Pour le Mois Européen de la Photo, le MNHA de Luxembourg entend Repenser l’identité. Je est un autre à travers huit artistes.
De la citation d’une lettre de Rimbaud à une grande exposition photographique sur le thème Rethinking identity, il n’y a qu’un pas que franchit pour notre plus grand plaisir le Musée national d’Histoire et d’Art. En prise directe avec le développement des études post-féministes et post-coloniales, le commissaire d’exposition Paul Di Felice convie notamment l’une des grandes figures actuelles de l’art africain, Zanele Muholi. Célébré par une rétrospective d’ampleur à la Maison européenne de la Photographie au printemps, l’artiste non-binaire utilise l’autoportrait, un genre en soi, comme outil politique de représentation de la communauté LGBTQIA+, mais aussi du contexte sud-africain vécu par iel, grandissant dans un township de Durban. À l’instar du Sénégalais Omar Victor Diop se photographiant en costumes d’époque pour témoigner de moments fort de l’histoire du continent (diaspora, colonisation, etc.), Zanele se met en scène pour dénoncer la xénophobie et questionner les identités, jouant d’un noir et blanc à la profondeur aussi tenace que les sujets qui l’habitent. Coiffes réinventées avec divers objets (tuyaux, pinces à linge, rouleaux de PQ, gants noirs gonflés ou encore armatures d’abat-jour), semi nudité et regard toujours transperçant sont parmi les éléments caractéristiques d’une œuvre s’emparant de la complexité des rapports de domination et d’objectivation du sujet.
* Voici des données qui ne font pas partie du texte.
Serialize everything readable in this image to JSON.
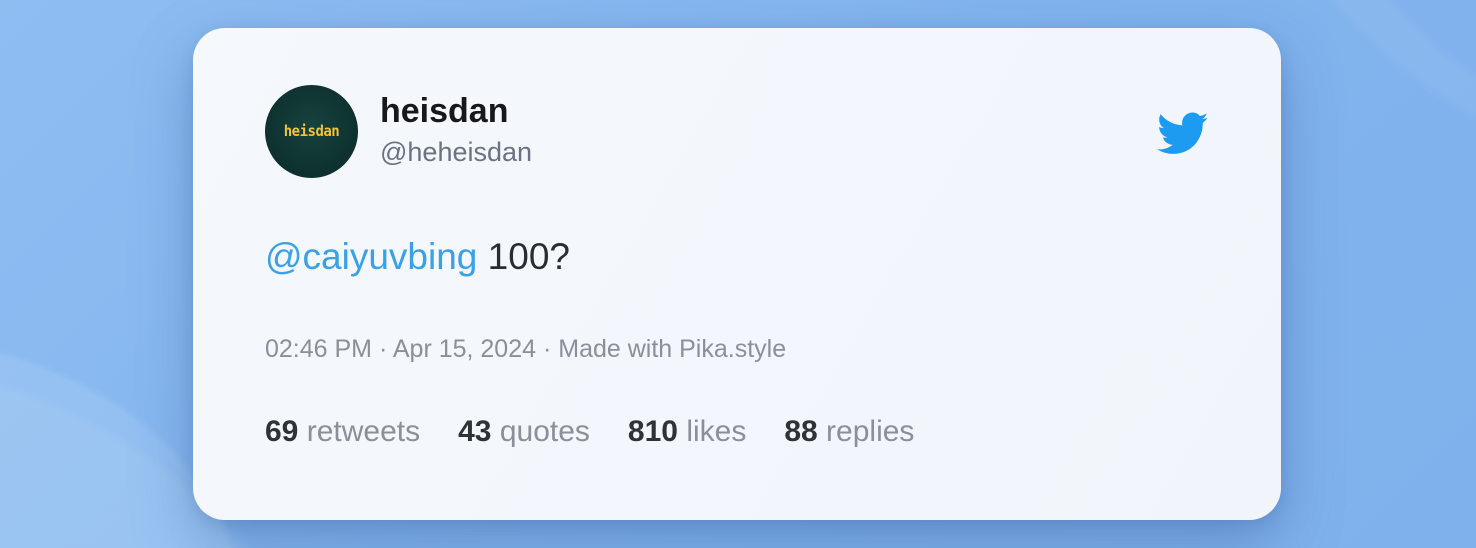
{
  "avatar": {
    "text": "heisdan"
  },
  "user": {
    "name": "heisdan",
    "handle": "@heheisdan"
  },
  "tweet": {
    "mention": "@caiyuvbing",
    "text": " 100?"
  },
  "meta": {
    "time": "02:46 PM",
    "separator": " · ",
    "date": "Apr 15, 2024",
    "source": "Made with Pika.style"
  },
  "stats": [
    {
      "value": "69",
      "label": "retweets"
    },
    {
      "value": "43",
      "label": "quotes"
    },
    {
      "value": "810",
      "label": "likes"
    },
    {
      "value": "88",
      "label": "replies"
    }
  ],
  "icons": {
    "brand": "twitter-bird-icon"
  },
  "colors": {
    "background": "#86b8ef",
    "card": "#f3f6fc",
    "mention": "#3aa0e8",
    "twitter_blue": "#1d9bf0",
    "avatar_bg": "#0f3331",
    "avatar_text": "#f3c33b"
  }
}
Les photomontages et collages de sa consoeur Lunga Ntila, tragiquement disparue dans un accident l’an passé, à tout juste 27 ans, répondent à leur manière, brute et fascinante, cubiste et provocante, aux stéréotypes et normes physiques dominantes. La démultiplication des yeux et des lèvres de ses autoportraits ont la puissance d’un geste sûr qui tord le cou aux canons de beauté et aux clichés sur la femme noire. Ses représentations évoquent aussi la fragmentation du Moi et de la mémoire avec une simplicité confondante. Du collage il est encore question avec Frida Orupabo, sociologue et artiste norvégienne d’origine nigériane, qui assemble des corps féminins noirs à l’aide de découpages, d’attaches parisiennes et d’impressions d’images (populaires, scientifiques, ethnographiques) glanées sur Internet. Elle les ajoute ensuite, par morceaux choisis, sur des archives familiales. La violence coloniale érupte, fait dérailler le regard dominant pour questionner, en creux, la position et la responsabilité du contemplateur.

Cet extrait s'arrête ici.